Resources

People often ask me "How did you learn how to hack?" The answer: by reading. This page is a collection of the blog posts and other articles that I have accumulated over the years of my journey. Enjoy!

Inline cache is an optimization in the V8 browser engine that speeds up property access. When a function is invoked, Ignition compiles it into bytecode, collecting profiling and feedback each time it is invoked. Based upon this feedback, the JIT compiler can optimize this well at a later stage. An object type always has a map in the beginning of the object used for the type of the object and offsets to its other properties. Once the object data is known, this information no longer needs to be calculated, thus speeding it up.

The vulnerability resides in the handling of super properties of the inline cache. With the usage of both prototypes and classes, the hierarchical information about these types is complicated. For instance, parents' prototypes can even be different from those of their children.

The LoadSuperIC function is used to cache super property (parent) access. The property is NOT on the receiver this but on the parent prototype. Because of this, assumptions about the object types and maps should be examined in both the receiver object and the parent protocol type object to ensure correctness. Notably, the confusion between the receiver and home_object has led to vulnerabilities in the past, such as CVE-2021-30517. This bug led to type confusion due to differences between cached and real data access.

The final concept to understand the bug is around megamorphic inline cache. In the simplest case, each function has its own inline cache for each property access. Sometimes, different functions can share an inline cache, making it megamorphic; a system-wide stub for handling the lookup.

The function simple_api_call, used for interaction between the V8 engine and the Blink rendering engine, requires a particular byte format. When a handler is created for a property accessor, the wrong map type is used; it accidentally uses the lookup_start_object instead of the super type. Because there's a type check and the types can differ between parent and child, this creates a type confusion vulnerability.

Blink is responsible for the Web API that provides objects for rendering the web page, but those objects aren't normally accessible via JavaScript. When calling the Blink APIs, there is a very specific type check to ensure that the functions to Blink are the correct type and conform to the API call format. Because of the incorrect type usage check from above, it's possible to bypass the check for the type. In particular, a blink getter() can be called on an arbitrary type; this is their primitive. This type confusion is very powerful for developing further primitives.

The first new primitive is an arbitrary relative read of 8 bytes from the DeviceMotionEvent::interval function. By using this on the DOMMatrix type, the interval field, used to read data based on the interval data, we can specify the offset and read from there. The next primitive is getting an arbitrary objects address in order to corrupt it. The type Uint8ClampedArray in an ImageData type can be overlayed with DOMMatrix again to read the address of the code>Uint8ClampedArray array.

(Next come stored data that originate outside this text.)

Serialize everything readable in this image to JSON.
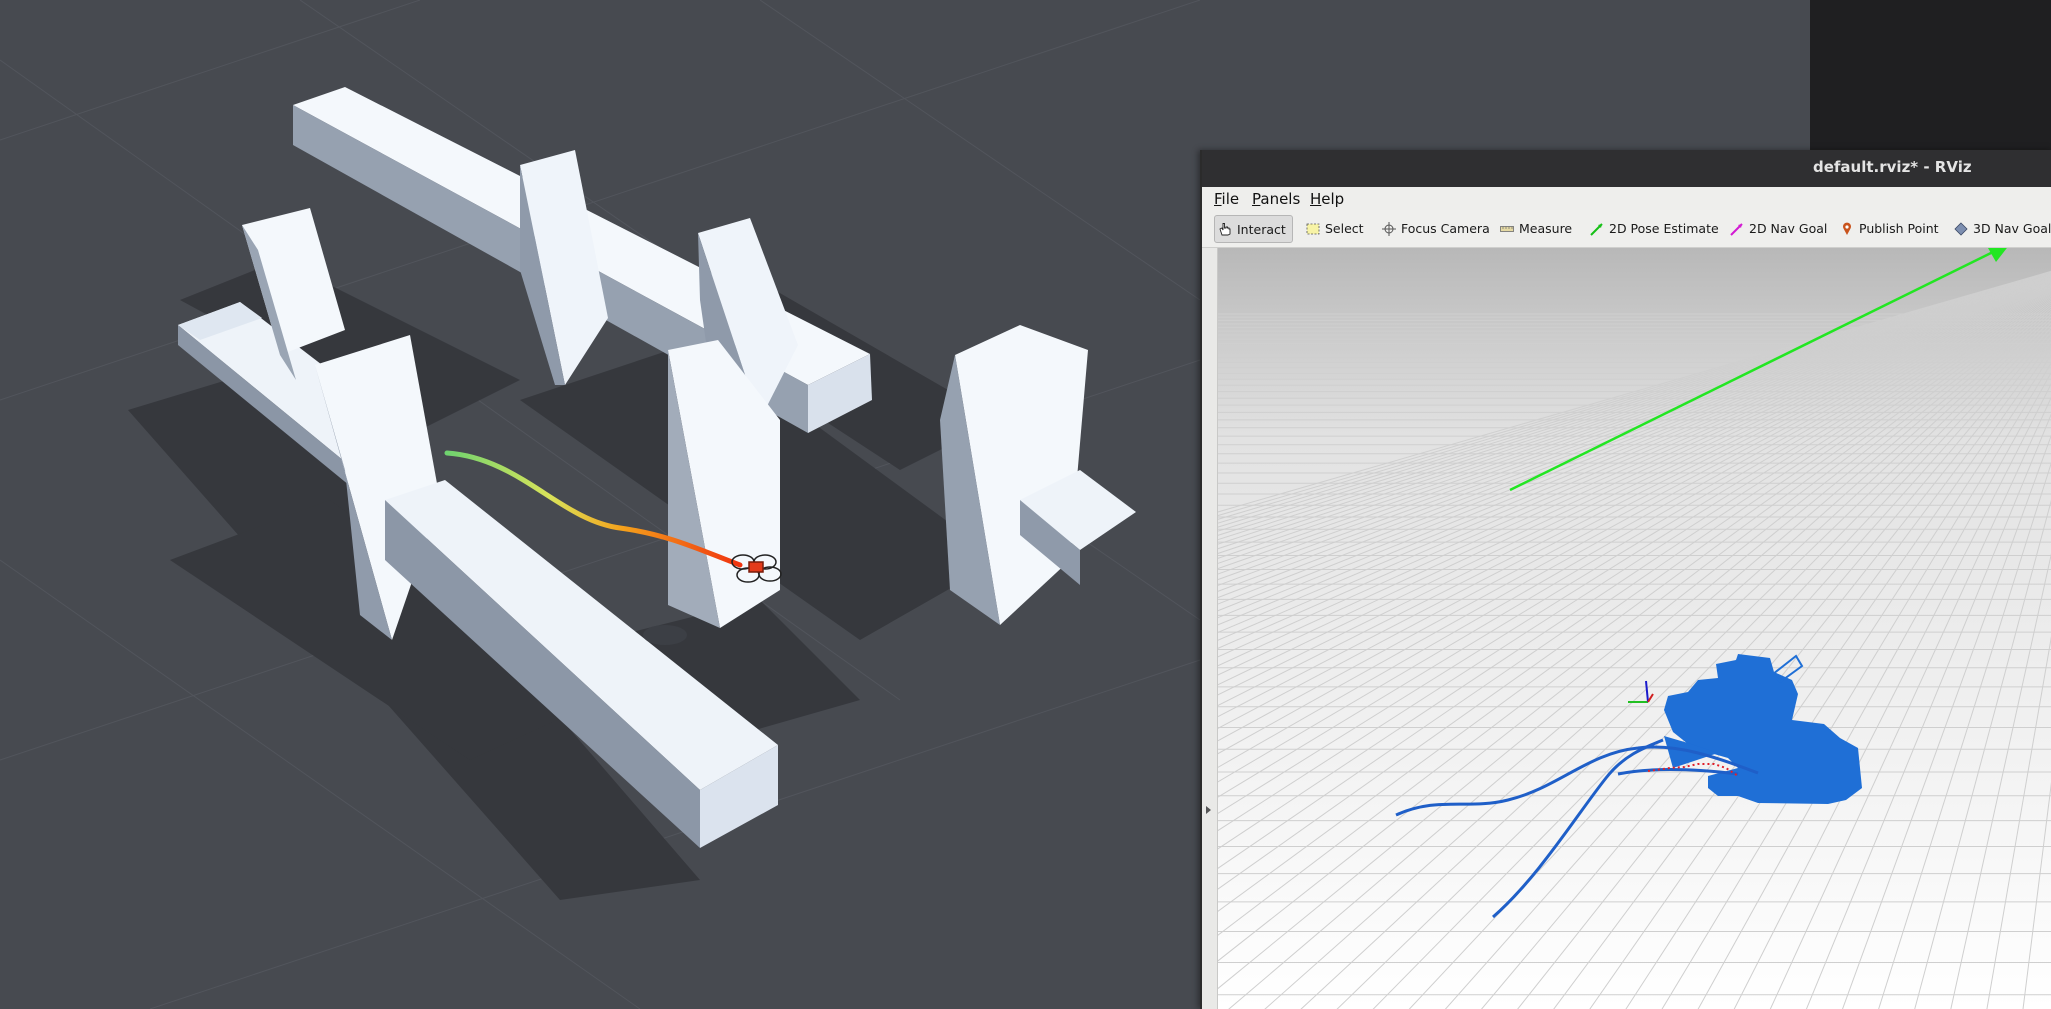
{
  "rviz": {
    "title": "default.rviz* - RViz",
    "menus": [
      "File",
      "Panels",
      "Help"
    ],
    "tools": [
      {
        "label": "Interact",
        "icon": "hand-pointer-icon",
        "active": true
      },
      {
        "label": "Select",
        "icon": "select-box-icon",
        "active": false
      },
      {
        "label": "Focus Camera",
        "icon": "focus-crosshair-icon",
        "active": false
      },
      {
        "label": "Measure",
        "icon": "ruler-icon",
        "active": false
      },
      {
        "label": "2D Pose Estimate",
        "icon": "green-arrow-icon",
        "active": false
      },
      {
        "label": "2D Nav Goal",
        "icon": "magenta-arrow-icon",
        "active": false
      },
      {
        "label": "Publish Point",
        "icon": "map-pin-icon",
        "active": false
      },
      {
        "label": "3D Nav Goal",
        "icon": "diamond-icon",
        "active": false
      }
    ]
  },
  "colors": {
    "sim_background": "#474a50",
    "obstacle_face": "#f4f8fc",
    "trajectory_start": "#7ee07e",
    "trajectory_end": "#f0430f",
    "rviz_map": "#1f6fd6",
    "goal_arrow": "#1fe61f",
    "grid_line": "#d2d2d2"
  }
}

Finally, the goal is to create an arbitrary fake object. The getter of some objects sometimes returns JavaScript objects. By causing a type confusion on the value returned from the getter, an arbitrary write can be achieved. In particular, the signal property of Request returns a ScriptWrappable type. By overlaying the AudioData timestamp field with the request data, the timestamp is effectively the address of the object being returned. This is great for creating a OOB read/write primitive from an array. That's game over :)

Functionality in V8 is often implemented in multiple places, depending on the optimization level. This leads to the same bug occurring multiple times on tricky sections of code. They found the same bug in a different section of the JIT code, which is pretty interesting. So, if a codebase has made a mistake once before, check other places where this issue could also appear.

The vulnerability was complicated but a variant of several bugs. The exploitation requires very deep knowledge of the API interactions with Blink, but gave a very powerful primitive once it was understood. The more complex the target, the better primitives you likely have. In this case, it was worthwhile to take this type confusion to RCE in the sandbox by understanding this integration point. Great post!